Object { piece: 2, xiang2: 1, xiang: 0 }

for the sats[] array after the last Diagram has been parsed. ('piece' is the default value for satellite, and represents HaruN Y's Diagram on that page).

BTW, I noticed you were using very many buttons for different styles. I don't know what your objections were to the layout of the auto-generated buttons, but it is possible to control that layout somewhat: If a set name starts with an asterisk, like set=*Oriental, the asterisk would be stripped off the name, and the button would be placed on a new line. That way you can prevent uncontrolled wrapping in a large row of buttons.
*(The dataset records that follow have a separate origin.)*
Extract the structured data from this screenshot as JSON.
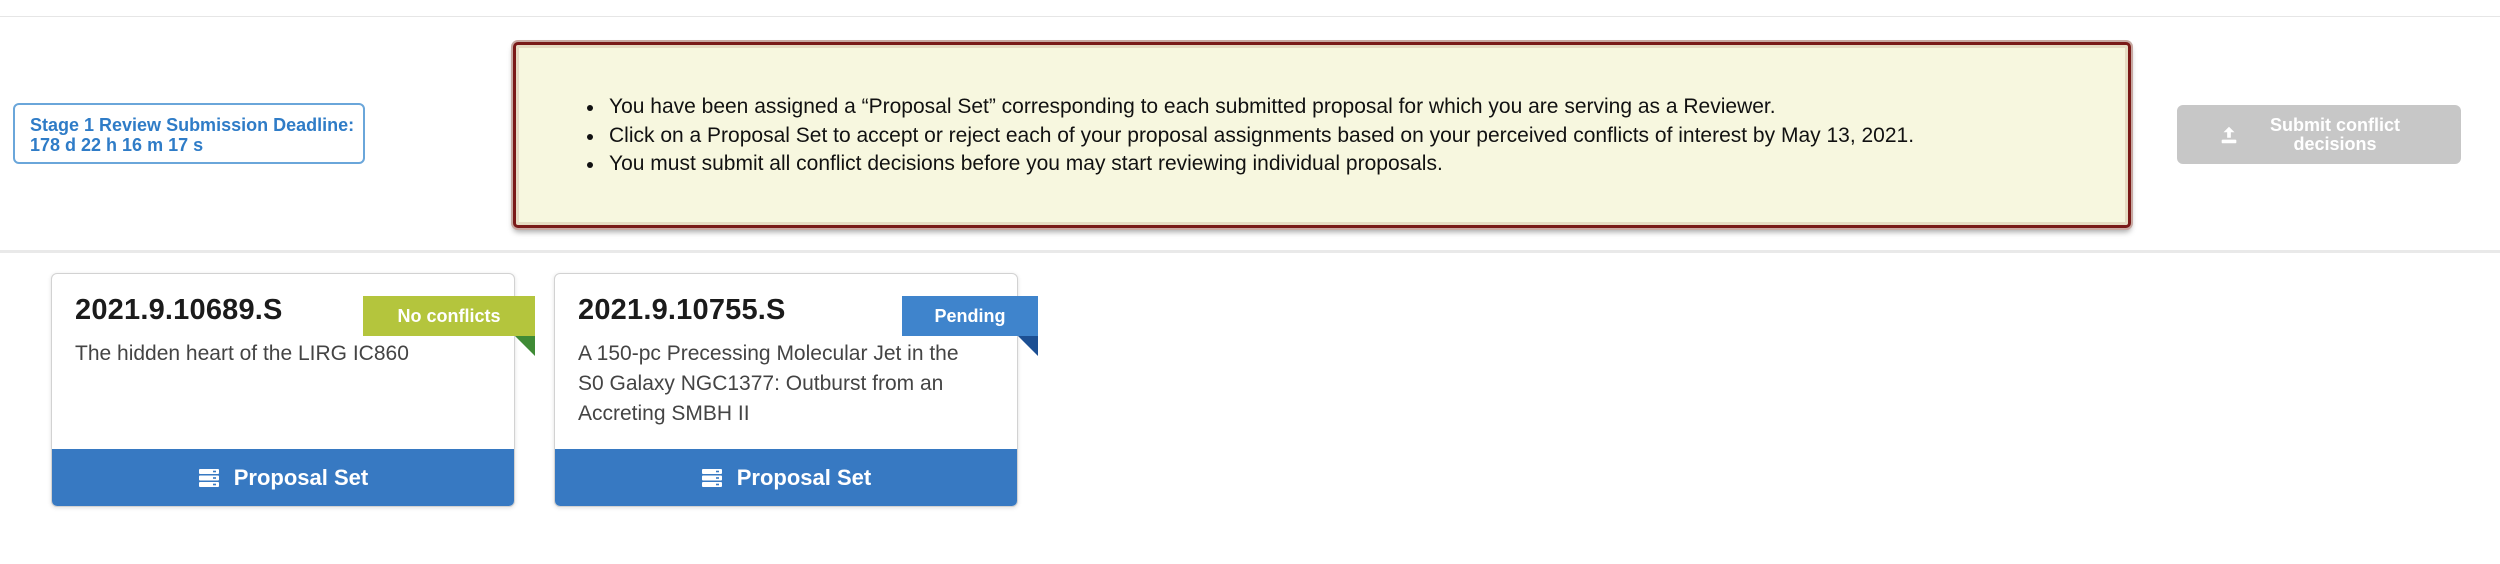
{
  "deadline": {
    "line1": "Stage 1 Review Submission Deadline:",
    "line2": "178 d 22 h 16 m 17 s"
  },
  "notice": {
    "items": [
      "You have been assigned a “Proposal Set” corresponding to each submitted proposal for which you are serving as a Reviewer.",
      "Click on a Proposal Set to accept or reject each of your proposal assignments based on your perceived conflicts of interest by May 13, 2021.",
      "You must submit all conflict decisions before you may start reviewing individual proposals."
    ]
  },
  "submit_button": {
    "label": "Submit conflict decisions",
    "icon": "upload-icon",
    "state": "disabled"
  },
  "cards": [
    {
      "id": "2021.9.10689.S",
      "title": "The hidden heart of the LIRG IC860",
      "status": "No conflicts",
      "status_color": "#b4c53d",
      "button_label": "Proposal Set",
      "button_icon": "server-stack-icon"
    },
    {
      "id": "2021.9.10755.S",
      "title": "A 150-pc Precessing Molecular Jet in the S0 Galaxy NGC1377: Outburst from an Accreting SMBH II",
      "status": "Pending",
      "status_color": "#3f84cc",
      "button_label": "Proposal Set",
      "button_icon": "server-stack-icon"
    }
  ],
  "colors": {
    "primary": "#3779c2",
    "notice_bg": "#f7f7df",
    "notice_border": "#7a1a18",
    "disabled": "#c7c7c7"
  }
}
If you don't want to use auto-generated buttons, you can still divide up the Diagram definition in sets, by using numeric values for the set indicators; this suppresses creation of buttons. You can then make your own buttons select a set by having them call TwitchDiag(diagNr, setNr). The diagNr you could get in a reliable way as sats[satelliteValue]. But for the main Diagram on an article page, where no one can pre-empt you with other Diagrams, it would always be 0. (If you identify the Diagram by class, that is.)